Google One storage torna al centro dell’attenzione dopo il caso raccontato da Android Police: avvisi ignorati, spazio quasi esaurito e una verifica che mostra quanto sia facile sottovalutare cosa occupa davvero memoria nell’ecosistema Google. Il punto non riguarda solo Google Drive: lo spazio dell’account è condiviso tra Gmail, Drive, Google Foto e backup Android. Google conferma che ogni account include fino a 15 GB gratuiti condivisi tra questi servizi.
Google One storage: perché lo spazio finisce anche senza file enormi
Google One storage può riempirsi non solo per i file caricati su Drive, ma anche per allegati Gmail, foto, video, cestini non svuotati e backup WhatsApp su Android. Il problema nasce perché molti utenti controllano un solo servizio, mentre la quota è condivisa tra più app Google.
Il caso segnalato da Android Police è utile perché fotografa una situazione comune: si ricevono avvisi di spazio quasi pieno, si pensa subito alle foto o ai documenti più pesanti, ma la causa può nascondersi altrove. In particolare, Google indica che anche Spam e Cestino di Gmail possono continuare a pesare sulla quota finché non vengono svuotati definitivamente.
Non è solo un fastidio. Quando lo spazio finisce, Google avverte che l’utente può non riuscire a caricare nuovi file su Drive, eseguire backup su Google Foto o inviare e ricevere email su Gmail. Per chi usa lo smartphone come archivio principale, il problema può diventare operativo in poche ore.
Gmail, Drive, Foto e backup: dove controllare prima di pagare

La verifica più razionale parte dalla gestione storage di Google One. Google permette di vedere l’uso per servizio e di rimuovere file pesanti da Gmail, Google Drive, Google Foto e Cestino.
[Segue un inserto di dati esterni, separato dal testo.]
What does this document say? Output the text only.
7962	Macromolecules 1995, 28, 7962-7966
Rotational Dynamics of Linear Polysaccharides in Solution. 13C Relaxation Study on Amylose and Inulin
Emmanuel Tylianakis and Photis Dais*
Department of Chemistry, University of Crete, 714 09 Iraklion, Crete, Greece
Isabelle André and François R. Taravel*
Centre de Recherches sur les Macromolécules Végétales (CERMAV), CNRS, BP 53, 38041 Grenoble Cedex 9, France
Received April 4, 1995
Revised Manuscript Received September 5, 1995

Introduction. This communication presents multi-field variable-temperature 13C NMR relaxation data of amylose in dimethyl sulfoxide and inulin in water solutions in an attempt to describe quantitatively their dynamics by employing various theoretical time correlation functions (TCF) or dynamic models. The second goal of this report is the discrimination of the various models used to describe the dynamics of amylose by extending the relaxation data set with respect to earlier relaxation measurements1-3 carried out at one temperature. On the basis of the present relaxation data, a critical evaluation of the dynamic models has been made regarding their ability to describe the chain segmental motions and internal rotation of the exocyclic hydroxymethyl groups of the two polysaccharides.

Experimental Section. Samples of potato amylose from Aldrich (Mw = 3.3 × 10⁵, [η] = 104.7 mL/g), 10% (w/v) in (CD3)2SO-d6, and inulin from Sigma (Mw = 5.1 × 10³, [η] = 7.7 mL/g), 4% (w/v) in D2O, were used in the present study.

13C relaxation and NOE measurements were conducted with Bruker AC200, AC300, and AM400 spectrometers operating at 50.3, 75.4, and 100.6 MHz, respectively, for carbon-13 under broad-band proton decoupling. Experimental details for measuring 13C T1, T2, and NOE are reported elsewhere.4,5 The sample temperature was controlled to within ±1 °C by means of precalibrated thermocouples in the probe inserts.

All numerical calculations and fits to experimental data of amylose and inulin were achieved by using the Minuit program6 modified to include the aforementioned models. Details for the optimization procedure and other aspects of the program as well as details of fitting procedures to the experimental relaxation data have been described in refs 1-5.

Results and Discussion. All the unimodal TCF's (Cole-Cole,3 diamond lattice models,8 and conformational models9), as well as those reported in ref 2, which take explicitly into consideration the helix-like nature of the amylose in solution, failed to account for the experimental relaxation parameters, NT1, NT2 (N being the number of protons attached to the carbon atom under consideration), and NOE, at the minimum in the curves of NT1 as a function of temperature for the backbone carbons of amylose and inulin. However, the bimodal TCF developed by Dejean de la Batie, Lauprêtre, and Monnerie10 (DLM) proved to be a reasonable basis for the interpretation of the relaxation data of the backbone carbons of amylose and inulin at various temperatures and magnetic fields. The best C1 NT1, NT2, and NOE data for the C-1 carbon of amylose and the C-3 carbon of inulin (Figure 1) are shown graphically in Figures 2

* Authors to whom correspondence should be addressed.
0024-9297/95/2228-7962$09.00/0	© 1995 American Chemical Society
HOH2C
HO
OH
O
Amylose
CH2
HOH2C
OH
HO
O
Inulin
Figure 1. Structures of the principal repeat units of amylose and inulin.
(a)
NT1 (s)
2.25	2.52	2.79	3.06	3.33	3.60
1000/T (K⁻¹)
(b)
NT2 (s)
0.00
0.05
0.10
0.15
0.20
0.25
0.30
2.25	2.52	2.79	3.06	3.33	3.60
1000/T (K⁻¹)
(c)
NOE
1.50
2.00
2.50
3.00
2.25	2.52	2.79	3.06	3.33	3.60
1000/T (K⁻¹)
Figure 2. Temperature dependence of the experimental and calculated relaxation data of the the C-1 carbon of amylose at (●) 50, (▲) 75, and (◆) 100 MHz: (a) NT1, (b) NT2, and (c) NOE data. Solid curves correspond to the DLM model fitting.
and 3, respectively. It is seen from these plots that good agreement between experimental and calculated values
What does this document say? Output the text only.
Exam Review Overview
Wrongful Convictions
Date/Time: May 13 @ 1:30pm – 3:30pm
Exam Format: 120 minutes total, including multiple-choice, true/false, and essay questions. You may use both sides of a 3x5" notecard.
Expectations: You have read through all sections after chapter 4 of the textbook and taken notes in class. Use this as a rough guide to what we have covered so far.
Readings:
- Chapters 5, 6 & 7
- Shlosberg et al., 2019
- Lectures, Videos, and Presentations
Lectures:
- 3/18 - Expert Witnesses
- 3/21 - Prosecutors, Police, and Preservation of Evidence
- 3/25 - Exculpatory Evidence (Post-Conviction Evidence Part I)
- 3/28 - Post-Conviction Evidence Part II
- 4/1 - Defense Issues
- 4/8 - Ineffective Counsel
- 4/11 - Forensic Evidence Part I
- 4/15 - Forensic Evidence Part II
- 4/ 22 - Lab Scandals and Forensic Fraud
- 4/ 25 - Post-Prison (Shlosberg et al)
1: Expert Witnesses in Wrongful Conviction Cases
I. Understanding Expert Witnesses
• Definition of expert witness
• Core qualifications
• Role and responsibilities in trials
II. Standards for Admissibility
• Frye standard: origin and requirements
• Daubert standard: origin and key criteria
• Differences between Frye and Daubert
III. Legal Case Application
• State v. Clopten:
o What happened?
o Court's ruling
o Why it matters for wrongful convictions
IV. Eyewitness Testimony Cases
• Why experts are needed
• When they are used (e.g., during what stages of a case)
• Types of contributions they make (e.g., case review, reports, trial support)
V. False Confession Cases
È una differenza importante: comprare più spazio risolve subito, ma non corregge l’accumulo disordinato.
I punti da controllare sono pochi ma decisivi:
- email con allegati grandi, usando ricerche come
has:attachment larger:10M - file ordinati per dimensione in Google Drive
- video e foto salvati dopo il 1 giugno 2021
- backup WhatsApp su Android
- cestini e spam non svuotati
Il dettaglio sulle foto è spesso ignorato: Google spiega che foto e video in qualità “Risparmio spazio” caricati prima del 1 giugno 2021 non contano verso la quota, mentre quelli caricati dopo sì. Eliminare contenuti che non pesano sulla quota, quindi, non libera memoria utile.
La gestione del cloud diventa un problema quotidiano
Il tema del Google One storage si inserisce in una questione più ampia: la manutenzione digitale. Usiamo backup automatici, allegati, foto, documenti condivisi e app connesse, ma raramente controlliamo cosa viene conservato e perché.
È lo stesso meccanismo che rende più fragile la gestione del lavoro digitale: notifiche, file duplicati e attività parallele producono accumulo cognitivo oltre che tecnico. Non a caso, il tema si collega bene al rapporto tra multitasking e produttività, perché anche l’archiviazione cloud diventa un rumore di fondo quando non viene governata.
C’è poi il fronte dei dispositivi. Se Apple fatica a soddisfare la domanda di alcuni prodotti legati all’uso intensivo dell’IA e del cloud, come nel caso del Mac mini introvabile e domanda IA, la direzione è chiara: memoria locale, cloud e servizi intelligenti saranno sempre più intrecciati.
Google avverte anche che, se un account resta oltre quota per 2 anni, i contenuti potrebbero essere rimossi dopo adeguati avvisi. Il vero nodo, quindi, non è solo quanto spazio comprare, ma quanto controllo vogliamo mantenere sui nostri archivi digitali.